Aber bleiben wir bei Gott und gehen wir einen Schritt weiter zum Papst. Dieser Junge. Der Papst gibt vielen Menschen neue Hoffnung, Trost und Liebe. Ich kann mir auch nicht vorstellen, dass der Papst irgendetwas böses im Schilde führen würde. Aber sehen wir mal von Europa ab und betrachten die Lage in Afrika: 2009 cruiste das Oberhaupt der katholischen Kirche da rum. Nach Kamerun, nach Angola. (genaueres hier: http://www.sueddeutsche.de/politik/benediki-t-xvund-afrika-papst-kondome-verschlimmern-aids-problem-1.392197) Soll er ruhig machen. Die Menschen dort brauchen nämlich Hoffnung, Trost und Liebe. Aber die hat er nicht vermittelt.

Jahre vorher waren Nonnen nach Afrika gereist (streng gläubige Nonnen!) und haben die Bevölkerung aufgeklärt. Über AIDS. Und wie man es vermeiden kann, nämlich mit Kondomen. Sie haben Kondome verteilt, um die gesundheitliche Lage in diesen Schwellenländern zu verbessern. Um Menschenleben zu retten. Um Kindern eine Zukunft zu ermöglichen und Schmerzen zu verhindern.

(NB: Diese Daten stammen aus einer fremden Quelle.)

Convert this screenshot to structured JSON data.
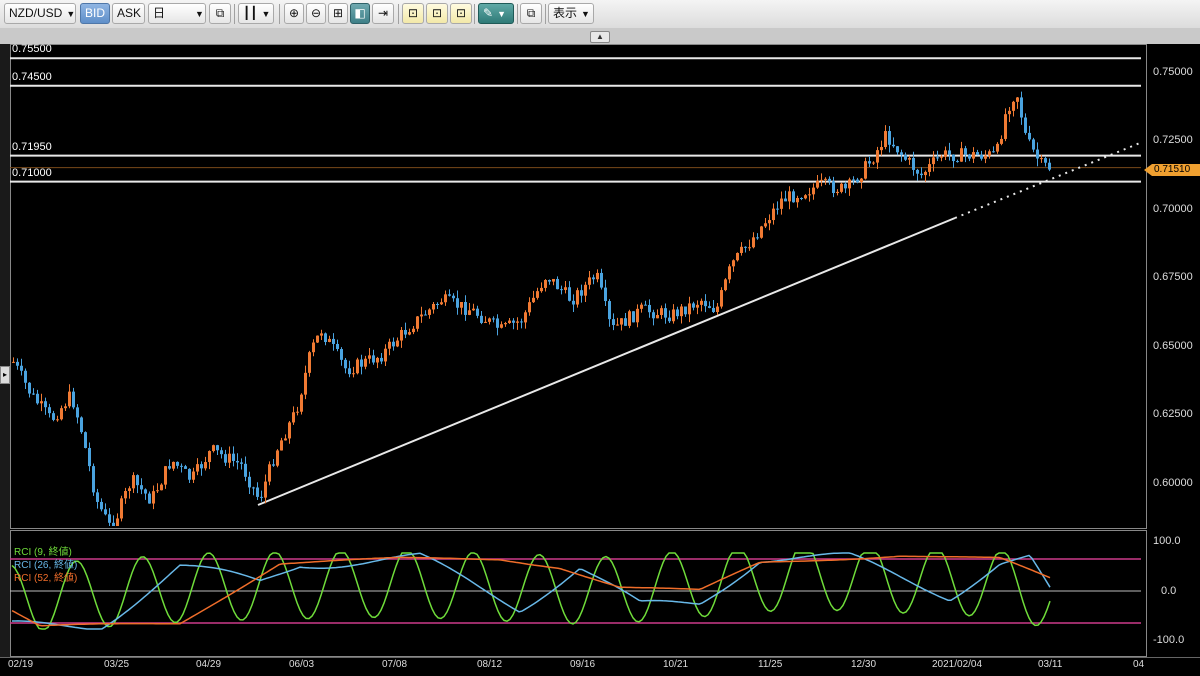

Im Jahr 2009 reist der Papst nach Kamerun und erklärt schlicht und einfach, Kondome würden mehr schaden als dass sie nutzen.

Anstelle des Papstes hätte ich doch Gewissensbisse bei diesen Millionen Menschen, die seinetwegen ihre Zukunft oder ihr sogar Leben verloren haben! Schon bei einem Einzigen…!

Das Christentum wie es ist, Gott, Jesus. Dinge, die gläubigen Menschen Kraft, Inspiration und Motivation geben und ihnen hilft, das Leben zu meistern. Der Papst vermittelt das Christentum und macht Menschen glücklich. Und Kirche soll dazu da sein, Menschen zu helfen, sie zu schützen. Aber ein Kondom-Verbot öffentlich auszusprechen, obwohl mit diesem Verhütungsmittel Menscheneben gerettet werden können, halte ich für absolut verwerflich und kann nicht verstehen, wie der Papst seinerseit das Problem in den Griff bekommen möchte.

Sie hörten einen kritischen Kommentar von Phil Harbour, einem ungläubig auf den Papst starrenden Menschen.